The most prolific sources of petroleum are in sedimentary strata of the Carboniferous and Tertiary periods. Because the most detailed geologic work is insufficient to provide for the appropriate evaluation of the numerous factors involved in the occurrence of petroleum, and because only a relatively small percentage of the areas of sedimentary rocks throughout the world have been examined geologically in any appreciable detail, it is difficult to estimate the future supply of petroleum or to predict that large accumulations will be discovered in any particular region.

The principal countries contributing to the world’s production of petroleum rank as follows in general order of importance: United States, Russia, Mexico, Dutch East Indies, Roumania, India, Persia and Galicia. Other countries produce less than 2 per cent. of the annual total. The greatest change that is likely to come in the geographical distribution of production is a larger output from the countries bordering the Caribbean Sea and the Gulf of Mexico, and from the Persian and Mesopotamian fields. Mexico now ranks second to the United States, and South American countries promise to become more important contributors to the world’s production than they now are. Russia is expected to become ultimately one of the chief producers of petroleum.

Within the next decade, through improved methods of production and through the further amalgamation of producing, transporting, refining, and marketing companies into strong units, the output will undoubtedly be larger and will be more economically produced.

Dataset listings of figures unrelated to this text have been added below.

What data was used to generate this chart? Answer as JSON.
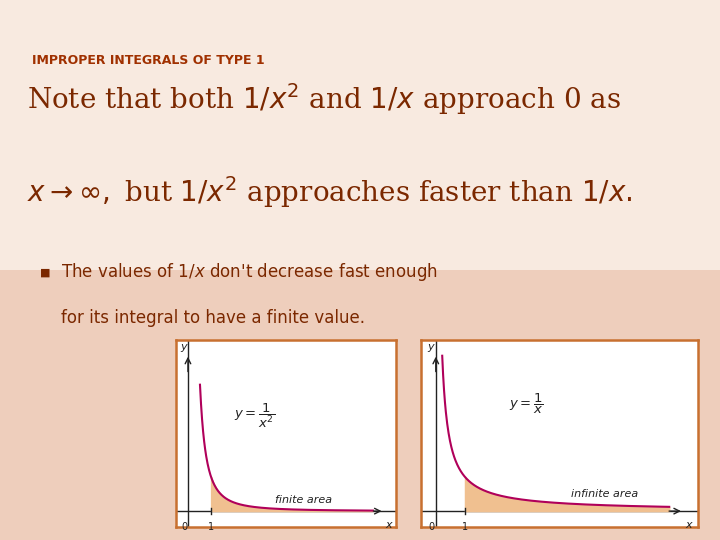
{
  "title": "IMPROPER INTEGRALS OF TYPE 1",
  "title_color": "#A03000",
  "title_fontsize": 9,
  "bg_color_top": "#F8EEE6",
  "bg_color_bottom": "#EEBFA0",
  "main_text_color": "#7B2800",
  "bullet_color": "#7B2800",
  "bullet_fontsize": 12,
  "curve_color": "#B0005A",
  "fill_color": "#F0C090",
  "axes_color": "#222222",
  "label_color": "#222222",
  "graph1_label": "$y = \\dfrac{1}{x^2}$",
  "graph2_label": "$y = \\dfrac{1}{x}$",
  "graph1_area_text": "finite area",
  "graph2_area_text": "infinite area",
  "box_edge_color": "#C87030",
  "title_bar_color": "#E8C8A8"
}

In the refining of petroleum it is probable that improved methods will make possible the recovery of a larger percentage of lighter products from low-grade petroleum. Internal-combustion engines are being modified so as to run on petroleum products of lower volatility than gasoline. The use of petroleum as fuel under railroad and marine boilers is expected to increase enormously in the next decade. As the output of the producing fields declines, the vast deposits of oil shale in the western United States will be developed as a source of oil.

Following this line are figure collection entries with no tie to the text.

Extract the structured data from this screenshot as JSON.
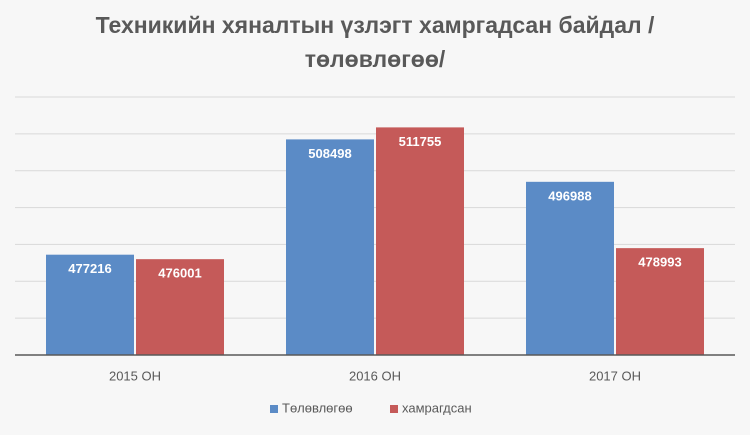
{
  "chart_data": {
    "type": "bar",
    "title": "Техникийн хяналтын үзлэгт хамргадсан байдал /төлөвлөгөө/",
    "categories": [
      "2015 ОН",
      "2016 ОН",
      "2017 ОН"
    ],
    "series": [
      {
        "name": "Төлөвлөгөө",
        "color": "#5b8bc6",
        "values": [
          477216,
          508498,
          496988
        ]
      },
      {
        "name": "хамрагдсан",
        "color": "#c55a59",
        "values": [
          476001,
          511755,
          478993
        ]
      }
    ],
    "ylim": [
      450000,
      520000
    ],
    "yticks": [
      450000,
      460000,
      470000,
      480000,
      490000,
      500000,
      510000,
      520000
    ],
    "grid": true,
    "legend": "bottom"
  }
}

So far as is known, political control of the petroleum resources of the world is determined by state sovereignty (see [Plate I], page 7). In normal times, the United States controls politically over 66 per cent. of the present output of petroleum. Russia and Mexico ranked second and third in 1917, controlling 13.6 per cent. and 10.9 per cent., respectively. The remaining 9 per cent. was controlled by Great Britain, Holland, Persia (British government owned), Roumania, Austria-Hungary, Japan, Peru, Germany, Argentina and Italy in the order named.

The [table] showing the nationality and the approximate extent of the commercial control exercised by the dominant interests in each of the principal oil-producing countries, and [Fig. 2] (page 12) are the best possible summaries of commercial control. United States capital is supreme in the commercial control of the petroleum industry of the Western Hemisphere. British and British-Dutch interests easily dominate the petroleum situation in the Eastern Hemisphere. France no longer exercises control over any important fields. Japanese interests, controlling at present all the oil fields of Japan, may be expected to make large investments in the petroleum fields of Mexico, China and Russia.